Oberlin verließ seine Gemeinde nur noch aus wirklich dringenden Gründen. Schmal war er im Gesicht, streng, sein Lachen war verhalten, nie laut. Man sagte, die Kinder würden auf jeden Fingerzeig von ihm hören. Wenn er die Hand hob, war es ihnen schon Befehl genug, aufzustehen. Gütig war er sicher, missfallen durfte ihm nichts.
Minna war das runde Gesicht ihres Papas und sein lautes Lachen lieber. Ganz fest hatte sie sich an den Arm ihres Vaters gelehnt, als sie dort waren, und still auf Oberlins schön geschwungenen Mund geschaut. Friedrichs Mund war genauso schön.
***
Der andere Junge wusste nichts von Friedrich. Mit ihm sprach Minna nicht oft. Sein Französisch klang kantig und kräftig, seine Schultern waren breit. Er war immer sehr eifrig dabei, wenn nach dem protestantischen Gottesdienst der schwere Altar aus Nussbaumholz vom Schiff wieder in die Sakristei geschoben wurde. Die Kirche wurde von beiden Gemeinden genutzt, der protestantischen wie der katholischen. Aber neu war dieser Zustand auch schon nicht mehr, man war schon lange französisches Land. Wie fast überall in der Gegend gab es in den Orten, die nur eine Kirche hatten, eine alte Regelung:Die Katholiken bekamen den Chor mit dem Altar, die Protestanten durften für ihre Gottesdienste das Schiff nutzen. Der bewegliche Altar wurde dazu hinund hergeschoben.
Minna hatte die Blicke des Jungen geduldet. Und dann war es zur Gewohnheit geworden. Er lächelte, sie lächelte zurück. In der Kirche lauschte er auf Pfarrer Jaeglés Worte mit hochgezogenen Brauen, als würde er alles verstehen, und Minna wunderte es, verstand doch nicht einmal sie alles, was der Vater sagte. Und dann war der Junge wieder bei den Ersten, die den Altar hinausschoben. Jaeglé klopfte ihm dafür auf die Schulter.

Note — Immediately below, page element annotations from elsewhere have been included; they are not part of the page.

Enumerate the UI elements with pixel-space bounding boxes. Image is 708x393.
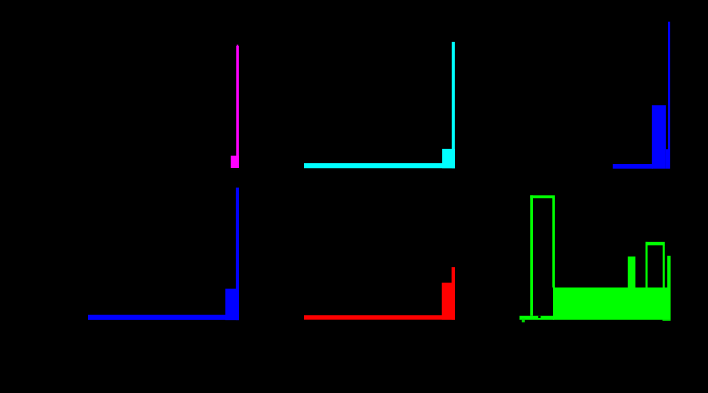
red histogram: zero baseline (304, 315, 455, 320)
green histogram: zero baseline under hollow bar (520, 316, 555, 320)
green histogram: solid block (553, 288, 671, 320)
red histogram: short spike (452, 267, 455, 320)
magenta histogram: tall spike (236, 46, 239, 168)
cyan histogram: tall spike (452, 42, 455, 168)
cyan histogram: low bin block (442, 149, 455, 168)
green histogram: second hollow bar left edge (646, 242, 648, 288)
red histogram: low bin block (442, 283, 455, 320)
green histogram: tall hollow bar left edge (530, 195, 533, 315)
top-right blue histogram: main filled bin (652, 105, 666, 169)
green histogram: small solid bar (628, 257, 636, 288)
bottom-left blue histogram: zero baseline (88, 315, 239, 320)
bottom-left blue histogram: low bin block (225, 289, 239, 320)
magenta histogram: low bin block (231, 156, 239, 168)
magenta histogram: spike tip (237, 45, 239, 47)
top-right blue histogram: tall thin spike (668, 22, 670, 169)
green histogram: small tick below baseline (522, 319, 525, 323)
green histogram: tall hollow bar right edge (552, 198, 555, 288)
top-right blue histogram: middle short bin (666, 149, 668, 169)
axis tick notch over green baseline (538, 316, 540, 318)
bottom-left blue histogram: tall spike (236, 188, 239, 321)
cyan histogram: zero baseline (304, 163, 455, 168)
top-right blue histogram: zero baseline (613, 164, 653, 169)
green histogram: block bottom-right nub (663, 320, 671, 321)
green histogram: second hollow bar right edge (663, 245, 665, 288)
green histogram: second hollow bar top edge (646, 242, 665, 245)
green histogram: right thin spike (667, 256, 670, 288)
green histogram: tall hollow bar top edge (530, 195, 555, 198)
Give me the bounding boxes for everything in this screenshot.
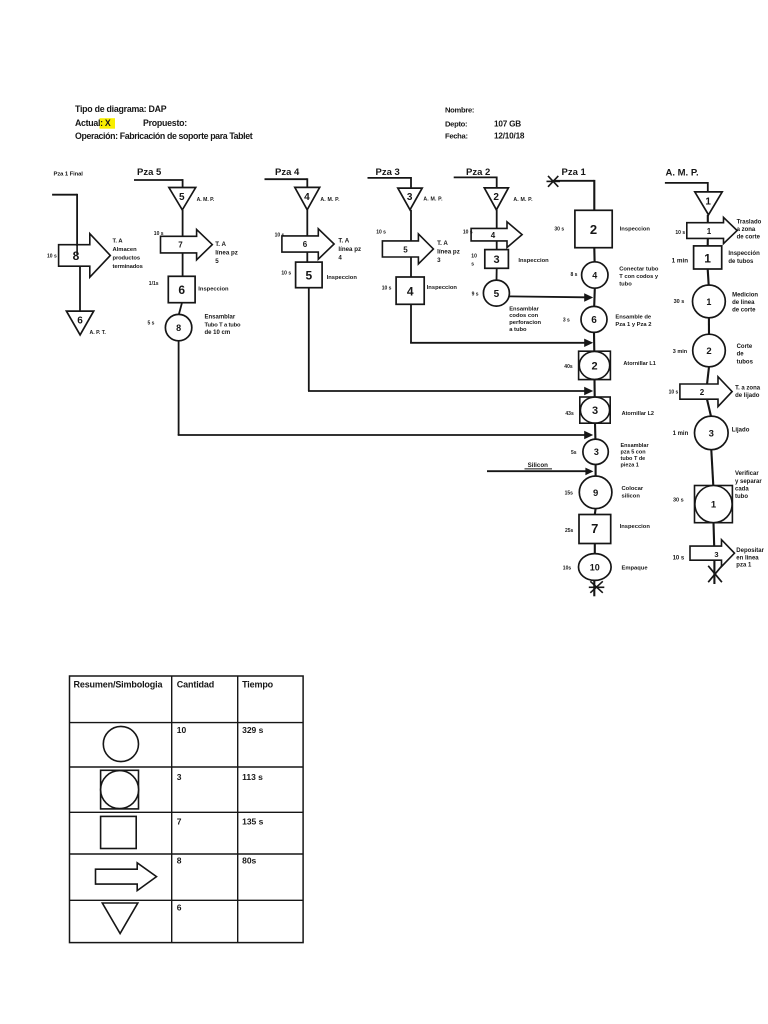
transport arrow 6 (T.A linea pz 4) (282, 229, 334, 259)
svg-text:Depto:: Depto: (445, 119, 467, 128)
svg-text:tubo: tubo (735, 494, 748, 500)
svg-text:T con codos y: T con codos y (619, 274, 659, 280)
wire triangle5 to arrow7 (182, 210, 184, 237)
svg-text:30 s: 30 s (554, 226, 564, 232)
svg-text:Inspeccion: Inspeccion (327, 275, 358, 281)
inspection square 6 (168, 276, 195, 302)
svg-text:Pza 1: Pza 1 (562, 167, 587, 178)
svg-text:T. a zona: T. a zona (735, 385, 761, 391)
wire combined3 to circle8b (594, 423, 597, 439)
arrowhead into pza1 (584, 431, 593, 439)
svg-text:3: 3 (494, 254, 500, 266)
wire arrow5 to square4 (410, 257, 412, 277)
svg-text:2: 2 (590, 222, 597, 237)
wire pza3 down (410, 177, 412, 189)
wire square1 to circle1 (708, 269, 709, 286)
svg-text:T. A: T. A (338, 237, 349, 244)
svg-text:Atornillar L2: Atornillar L2 (622, 411, 654, 417)
svg-text:Depositar: Depositar (736, 548, 764, 554)
svg-text:Colocar: Colocar (622, 486, 644, 492)
inspection square 3 (485, 250, 509, 269)
svg-text:Conectar tubo: Conectar tubo (619, 267, 659, 273)
svg-text:Inspeccion: Inspeccion (427, 285, 458, 291)
svg-text:7: 7 (177, 816, 182, 826)
svg-text:Inspeccion: Inspeccion (620, 226, 651, 232)
yellow highlight behind X (100, 118, 116, 129)
svg-text:1/1s: 1/1s (149, 281, 159, 287)
svg-text:3: 3 (592, 405, 598, 417)
svg-text:1 min: 1 min (673, 431, 689, 437)
svg-text:7: 7 (591, 521, 598, 536)
svg-text:Atornillar L1: Atornillar L1 (623, 361, 655, 367)
svg-text:terminados: terminados (113, 264, 143, 270)
svg-text:Almacen: Almacen (113, 247, 138, 253)
svg-text:9: 9 (593, 488, 598, 499)
triangle 2 (A.M.P. storage) (484, 188, 508, 210)
svg-text:Silicon: Silicon (528, 462, 549, 469)
svg-text:30 s: 30 s (673, 498, 684, 504)
inspection square 7 (25s) (579, 515, 611, 544)
svg-text:12/10/18: 12/10/18 (494, 132, 525, 141)
operation ellipse 10 (Empaque) (579, 554, 612, 581)
svg-text:3 s: 3 s (563, 318, 570, 324)
inspection square 1 (1 min) (694, 246, 722, 269)
svg-text:T. A: T. A (437, 240, 448, 247)
svg-text:15s: 15s (565, 491, 574, 497)
svg-text:10: 10 (590, 562, 600, 572)
end marker X bottom amp (708, 566, 722, 582)
wire pza5 connector right (178, 434, 585, 436)
svg-text:productos: productos (113, 256, 140, 262)
svg-text:Ensamblar: Ensamblar (621, 443, 650, 449)
svg-text:Inspeccion: Inspeccion (518, 258, 549, 264)
svg-text:329 s: 329 s (242, 725, 264, 735)
svg-text:1: 1 (707, 227, 712, 236)
svg-text:codos con: codos con (509, 313, 538, 319)
svg-text:5s: 5s (571, 450, 577, 456)
svg-text:10: 10 (471, 254, 477, 260)
svg-text:A. M. P.: A. M. P. (423, 197, 443, 203)
svg-text:perforacion: perforacion (509, 320, 541, 326)
svg-text:6: 6 (303, 240, 308, 249)
svg-text:tubo: tubo (619, 281, 632, 287)
svg-text:silicon: silicon (622, 494, 641, 500)
svg-text:Verificar: Verificar (735, 471, 759, 477)
transport arrow 7 (T.A linea pz 5) (161, 230, 213, 260)
svg-text:5: 5 (403, 246, 408, 255)
svg-text:Resumen/Simbologia: Resumen/Simbologia (74, 679, 164, 689)
svg-text:5 s: 5 s (148, 321, 155, 327)
svg-text:3: 3 (177, 772, 182, 782)
svg-text:10 s: 10 s (382, 285, 392, 291)
wire triangle3 to arrow5 (410, 210, 412, 241)
wire pza5 down (182, 179, 184, 188)
wire arrow7 to square6 (182, 253, 184, 277)
transport arrow 4 (471, 222, 522, 248)
wire amp top horizontal (665, 182, 708, 184)
svg-text:107 GB: 107 GB (494, 119, 521, 128)
wire pza2 down (496, 177, 498, 189)
wire circle1 to circle2 (708, 318, 710, 335)
svg-text:135 s: 135 s (242, 816, 264, 826)
svg-text:Pza 1 Final: Pza 1 Final (54, 172, 84, 178)
svg-text:Lijado: Lijado (732, 428, 750, 434)
svg-text:1: 1 (706, 297, 711, 307)
svg-text:tubo T de: tubo T de (621, 456, 646, 462)
svg-text:2: 2 (493, 192, 499, 203)
svg-text:1: 1 (711, 500, 717, 511)
svg-text:línea pz: línea pz (338, 246, 361, 253)
operation circle 3 (Lijado) (695, 416, 729, 450)
inspection square 2 (30 s) (575, 210, 612, 247)
svg-text:A. M. P.: A. M. P. (320, 197, 340, 203)
wire combined1 to arrow3 (712, 523, 715, 547)
svg-text:Medicion: Medicion (732, 292, 758, 298)
svg-text:40s: 40s (564, 364, 573, 370)
wire pza5 long down (178, 341, 180, 435)
svg-text:10 s: 10 s (669, 390, 679, 396)
svg-text:Pza 3: Pza 3 (376, 167, 400, 178)
underline Silicon (525, 468, 553, 470)
transport arrow 1 (Traslado) (687, 217, 737, 243)
wire pza1final top horizontal (52, 194, 77, 196)
wire pza1 down to square2 (593, 180, 595, 210)
svg-text:7: 7 (178, 240, 183, 249)
svg-text:Inspección: Inspección (728, 251, 760, 257)
svg-text:3: 3 (407, 192, 413, 203)
transport arrow 5 (T.A linea pz 3) (382, 234, 433, 264)
wire arrow6 to square5 (306, 252, 308, 262)
wire pza2 connector right (509, 295, 585, 298)
triangle 1 (storage) (695, 192, 722, 215)
table row line 2 (70, 766, 304, 768)
wire arrow2 to circle3 (707, 399, 711, 416)
wire pza1 top horizontal (553, 180, 594, 182)
transport arrow 8 (T.A Almacen) (59, 234, 111, 278)
arrowhead silicon (585, 468, 593, 476)
svg-text:Ensamblar: Ensamblar (205, 315, 236, 321)
svg-text:Pza 4: Pza 4 (275, 167, 300, 178)
wire square3 to circle5 (496, 268, 498, 280)
arrowhead into pza1 (584, 339, 593, 347)
svg-text:tubos: tubos (737, 359, 754, 365)
svg-text:80s: 80s (242, 855, 256, 865)
svg-text:A. M. P.: A. M. P. (666, 168, 699, 179)
svg-text:a zona: a zona (737, 227, 756, 233)
transport arrow 3 (Depositar) (690, 540, 735, 567)
svg-text:línea pz: línea pz (437, 248, 460, 255)
arrowhead into pza1 (584, 387, 593, 395)
svg-text:10 s: 10 s (675, 230, 685, 236)
svg-text:Fecha:: Fecha: (445, 132, 468, 141)
svg-text:5: 5 (494, 289, 500, 300)
svg-text:25s: 25s (565, 528, 574, 534)
wire arrow8 to triangle6 (79, 266, 81, 311)
table row line 1 (70, 722, 304, 724)
wire pza1 bottom tail (593, 580, 595, 596)
wire pza5 top horizontal (134, 179, 183, 181)
svg-text:de tubos: de tubos (728, 259, 754, 265)
svg-text:Inspeccion: Inspeccion (198, 287, 229, 293)
svg-text:T. A: T. A (113, 239, 124, 245)
wire circle6 to combined2 (593, 332, 595, 351)
wire square6 to circle8 (179, 303, 182, 315)
wire pza2 top horizontal (454, 176, 497, 178)
wire pza3 top horizontal (368, 177, 412, 179)
summary table frame (70, 676, 304, 943)
svg-text:pza 1: pza 1 (736, 563, 752, 569)
combined symbol 3 (Atornillar L2): circle in square (580, 397, 610, 423)
svg-text:Corte: Corte (737, 344, 753, 350)
operation circle 8 (Ensamblar Tubo T) (165, 314, 191, 340)
svg-text:Actual: X: Actual: X (75, 118, 111, 128)
wire triangle1 to arrow1 (707, 215, 709, 224)
wire pza3 down after square (410, 304, 412, 343)
svg-text:Ensamblar: Ensamblar (509, 306, 539, 312)
svg-text:Pza 2: Pza 2 (466, 167, 490, 178)
storage triangle 6 (A.P.T.) (66, 311, 93, 335)
svg-text:4: 4 (338, 254, 342, 261)
table symbol inspection square (101, 816, 137, 848)
svg-text:5: 5 (215, 258, 219, 265)
svg-text:Tubo T a tubo: Tubo T a tubo (205, 322, 242, 328)
svg-text:2: 2 (706, 346, 711, 357)
table column line 2 (237, 676, 239, 943)
operation circle 2 (Corte) (693, 334, 726, 367)
svg-text:10 s: 10 s (281, 270, 291, 276)
svg-text:30 s: 30 s (674, 299, 685, 305)
svg-text:Ensamble de: Ensamble de (615, 314, 652, 320)
combined symbol 2 (Atornillar L1): circle in square (579, 351, 611, 379)
wire pza1final down to arrow (76, 194, 78, 246)
operation circle 6 (Ensamble) (581, 306, 607, 332)
wire silicon horizontal (487, 470, 586, 472)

Jean hieß er, aber genau wusste es Minna später nicht mehr. So viele nannten sich Jean. Jean sollte nicht aufs Gymnasium gehen, er würde Schmied werden, wie sein Vater.
Friedrich war angekommen, nach einer Woche oder etwas länger. Minna hatte sich gezwungen, die Tage nicht zu zählen. Sein Kinn war breiter geworden. Seine Schultern waren nicht so kräftig wie die von Jean. Dabei war der auch nicht älter. Oder doch? Jedenfalls war Friedrichs Mund dem seines Großvaters noch ähnlicher geworden. Seine dunkelblonden Haare lagen hübsch bis über die Ohren. Minna wollte sich keine Zöpfe flechten, lieber trug sie die Haare offen, nur etwas nach hinten gesteckt. Die Mutter würde schon nichts sagen.
Friedrich war gleich nach seiner Ankunft zur Begrüßung ins Pfarrhaus gekommen. Minnas erste Furcht verflog. Er lächelte ihr zu, gab ihr zaghaft die Hand. Natürlich musste er zu den Jaeglés kommen. Sein Vater wird ihn schon geschickt haben. Sie deutete es ihm an, als ermit ihr das Haus verließ. So was konnte man schon arrangieren, sie musste nur zur richtigen Zeit den Obstkorb nehmen und ihn hinausbegleiten.
Nein, freilich bin ich gleich selbst gekommen! Ich komme gerne zu euch.
Ich – ich hole ein paar Äpfel aus dem Garten. Hoffentlich brauche ich die Leiter nicht.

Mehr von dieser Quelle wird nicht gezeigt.